71 Maingueneau (2012) mentionne par ailleurs qu’une formation discursive peut également être construite par un corpus défini « autour d’un critère thématique » comme « les demandeurs d’asile », « les attentats du 11 septembre » (2012 : 8).

facilement appréhendable que l’on puisse étiqueter formation discursive. Nous n’en déduirons pas qu’il n’a pas d’existence réelle […] » (ibid.).

Les lignes qui précèdent, comme les citations de D. Maingueneau, reposent sur la thèse qu’il n’y a pas superposition entre formation discursive et corpus, que la formation discursive peut être appréhendée à partir de ce qu’elle « fait », c’est-à-dire des contraintes sur les formes et les effets de sens qu’elle permet de reconstituer, et non pas posée a priori.

On pourrait dès lors, si l’on cherchait à dégager le niveau de la formation discursive comme un niveau pertinent pour l’approche des principes de détermination du discours, retenir les caractéristiques suivantes : la formation discursive ne peut être conçue comme

– une entité homogène – posée à priori

– un principe de constitution du corpus Par conséquent,

– elle n’est pas superposable à un corpus – elle n’est pas superposable à de l’attesté

– elle fait l’objet d’une construction ou d’une reconstruction à partir de ses « effets » dans le discours. Ces effets, ajouterons-nous, peuvent être saisis à partir d’une analyse des formes et des configurations attestés dans le discours, et leur mise en relation au sein d’un corpus ouvert. La question non peut-être tant de la pertinence de la notion de formation discursive comme principe de détermination du discours que de son opérativité me semble ouverte. Cette notion, qui a été mise en œuvre en AD, pour des raisons conjoncturelles sans doute, sur des discours politiques, doit-elle être restreinte aux discours politiques, « idéologiques » au sens restreint du terme ? Est-elle seulement opératoire, comme se le demande S. Branca-Rosoff à propos de la théorisation qu’en propose Foucault, pour des « objets stabilisés, institutionnalisés en lien avec les mécanismes du pouvoir et ayant fait par conséquent l’objet de techniques de conservation » :

Quand l’analyse de discours s’intéresse à d’autres voix, moins légitimes, quand elle prend en compte d’autres matérialités (l’oral qui met au premier plan la dimension interactionnelle du discours) est-il encore possible de travailler avec la notion de formation discursive ? (2008b) version française : 5)

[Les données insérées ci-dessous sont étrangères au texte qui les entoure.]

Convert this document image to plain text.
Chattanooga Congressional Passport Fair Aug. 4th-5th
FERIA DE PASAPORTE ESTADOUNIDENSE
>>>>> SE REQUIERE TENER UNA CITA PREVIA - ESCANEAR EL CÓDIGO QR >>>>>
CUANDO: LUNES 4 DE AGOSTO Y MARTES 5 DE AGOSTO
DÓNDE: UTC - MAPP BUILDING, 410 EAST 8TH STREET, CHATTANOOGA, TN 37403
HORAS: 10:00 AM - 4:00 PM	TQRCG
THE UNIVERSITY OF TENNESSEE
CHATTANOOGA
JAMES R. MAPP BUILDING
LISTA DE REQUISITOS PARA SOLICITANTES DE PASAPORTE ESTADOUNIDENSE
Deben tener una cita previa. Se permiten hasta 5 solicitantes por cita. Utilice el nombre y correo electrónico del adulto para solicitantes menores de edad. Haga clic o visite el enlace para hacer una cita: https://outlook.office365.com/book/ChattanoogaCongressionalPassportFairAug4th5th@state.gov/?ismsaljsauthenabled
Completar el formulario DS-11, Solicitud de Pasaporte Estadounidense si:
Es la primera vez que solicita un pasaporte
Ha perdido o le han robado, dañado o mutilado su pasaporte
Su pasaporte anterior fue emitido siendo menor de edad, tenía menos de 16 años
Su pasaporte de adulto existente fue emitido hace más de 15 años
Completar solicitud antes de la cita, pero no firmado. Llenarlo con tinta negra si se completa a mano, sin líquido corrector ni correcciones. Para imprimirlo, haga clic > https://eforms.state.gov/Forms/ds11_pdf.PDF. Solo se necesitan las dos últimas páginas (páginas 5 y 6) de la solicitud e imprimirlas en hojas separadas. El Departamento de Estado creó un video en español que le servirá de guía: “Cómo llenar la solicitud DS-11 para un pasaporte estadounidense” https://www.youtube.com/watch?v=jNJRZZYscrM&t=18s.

Rauline (2013) donne cependant comme exemples de la diffusion actuelle du « discours » néo-libéral les énoncés « ordinaires » suivants :

J’ai investi dans un nouveau téléphone portable. Est-ce que tu peux gérer les enfants ce soir, chéri ?

Faut-il y voir comme elle le propose des exemples de la domination de la « formation discursive » néo-libérale ? Cette diffusion ne correspond-elle pas aussi à une extension de l’emploi des verbes « investir » ou « gérer », favorisé par le discours publicitaire ? Les deux phénomènes sont-ils liés ?

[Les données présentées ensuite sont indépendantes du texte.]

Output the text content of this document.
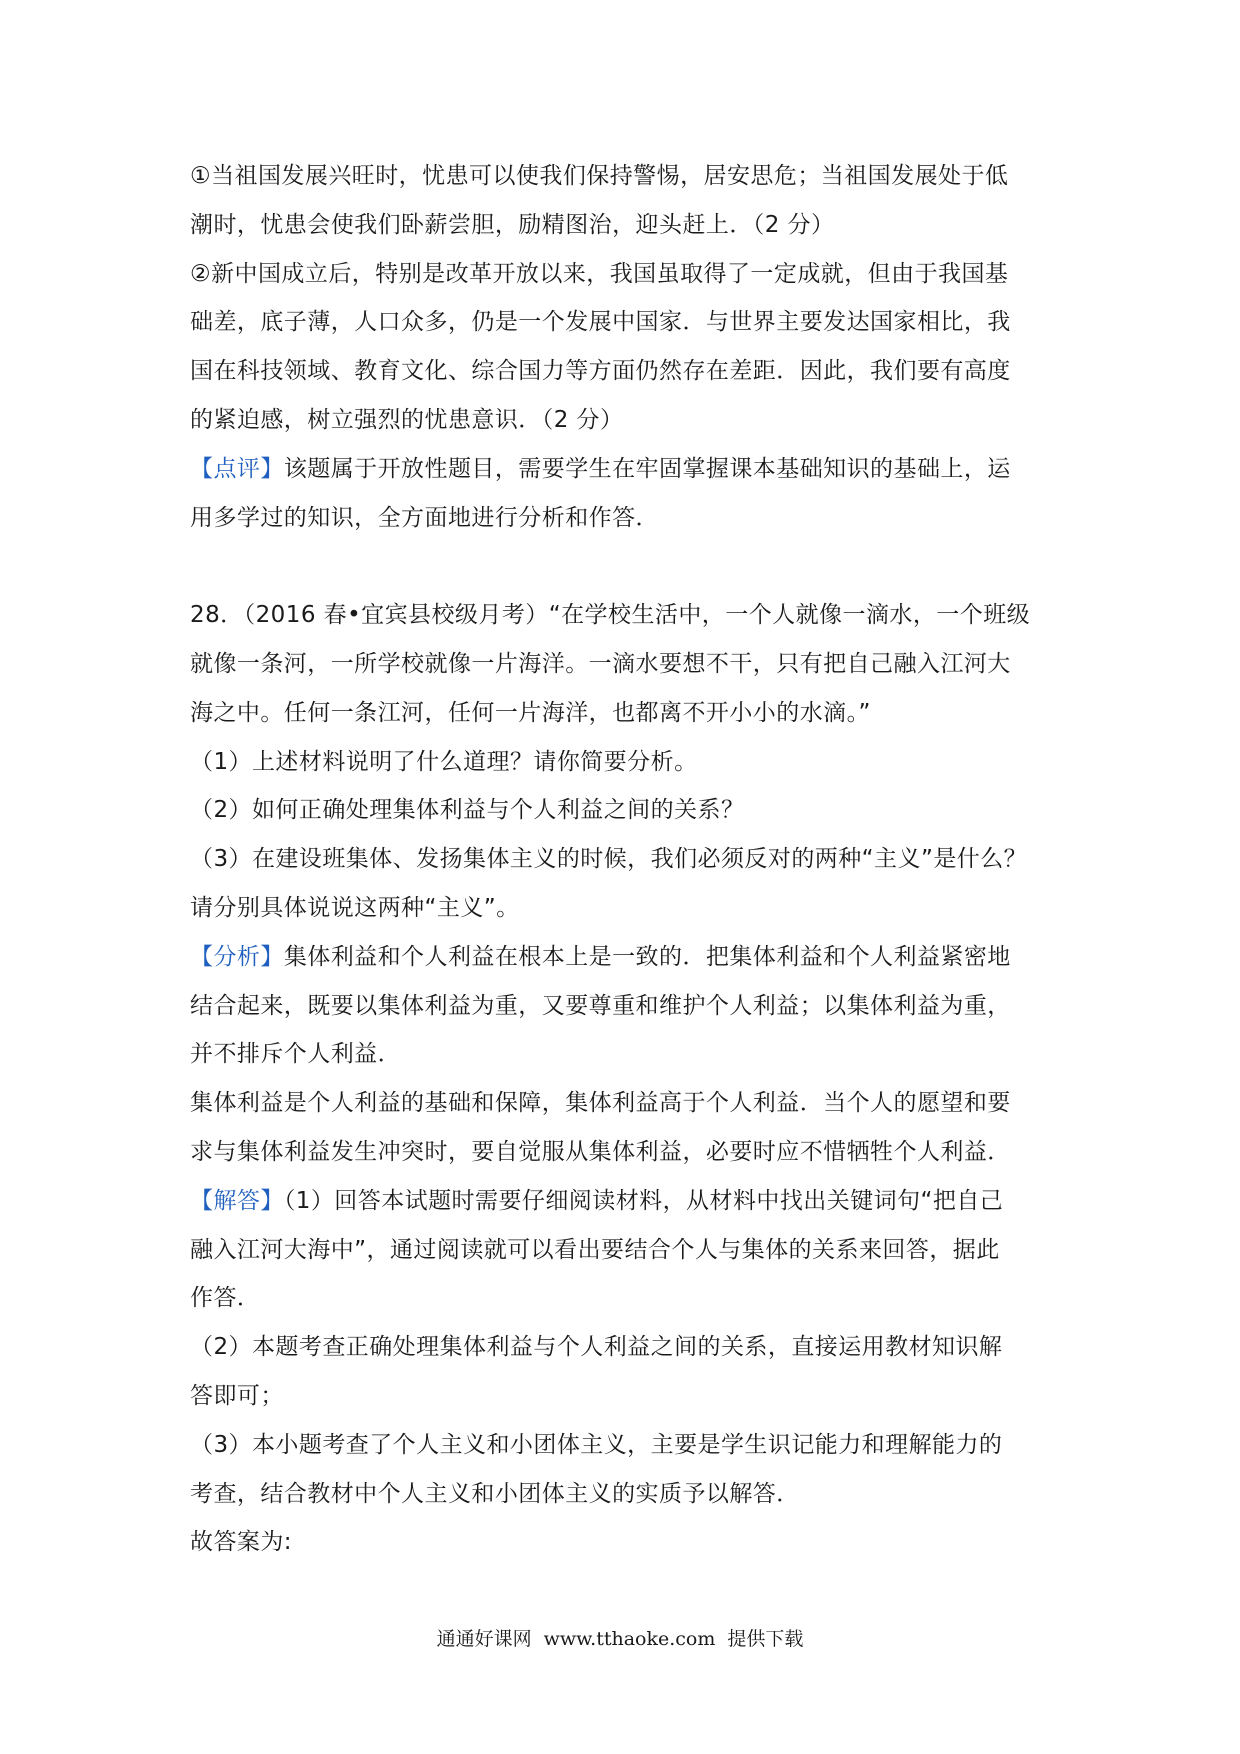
①当祖国发展兴旺时，忧患可以使我们保持警惕，居安思危；当祖国发展处于低
潮时，忧患会使我们卧薪尝胆，励精图治，迎头赶上．（2 分）
②新中国成立后，特别是改革开放以来，我国虽取得了一定成就，但由于我国基
础差，底子薄，人口众多，仍是一个发展中国家．与世界主要发达国家相比，我
国在科技领域、教育文化、综合国力等方面仍然存在差距．因此，我们要有高度
的紧迫感，树立强烈的忧患意识．（2 分）
【点评】该题属于开放性题目，需要学生在牢固掌握课本基础知识的基础上，运
用多学过的知识，全方面地进行分析和作答．
28．（2016 春•宜宾县校级月考）“在学校生活中，一个人就像一滴水，一个班级
就像一条河，一所学校就像一片海洋。一滴水要想不干，只有把自己融入江河大
海之中。任何一条江河，任何一片海洋，也都离不开小小的水滴。”
（1）上述材料说明了什么道理？请你简要分析。
（2）如何正确处理集体利益与个人利益之间的关系？
（3）在建设班集体、发扬集体主义的时候，我们必须反对的两种“主义”是什么？
请分别具体说说这两种“主义”。
【分析】集体利益和个人利益在根本上是一致的．把集体利益和个人利益紧密地
结合起来，既要以集体利益为重，又要尊重和维护个人利益；以集体利益为重，
并不排斥个人利益．
集体利益是个人利益的基础和保障，集体利益高于个人利益．当个人的愿望和要
求与集体利益发生冲突时，要自觉服从集体利益，必要时应不惜牺牲个人利益．
【解答】（1）回答本试题时需要仔细阅读材料，从材料中找出关键词句“把自己
融入江河大海中”，通过阅读就可以看出要结合个人与集体的关系来回答，据此
作答．
（2）本题考查正确处理集体利益与个人利益之间的关系，直接运用教材知识解
答即可；
（3）本小题考查了个人主义和小团体主义，主要是学生识记能力和理解能力的
考查，结合教材中个人主义和小团体主义的实质予以解答．
故答案为:
通通好课网 www.tthaoke.com 提供下载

En fin de compte, pour moi, à partir du moment où l’on ne postule pas a priori l’existence d’une (ou de plusieurs) FD, où on la saisit à partir de ses effets, se pose la question des procédures permettant de la définir, d’en circonscrire la « consistance » – en la nommant par exemple. Par ailleurs, postuler la détermination du discours par une ou des FD n’implique pas de négliger le niveau de détermination que constitue le genre.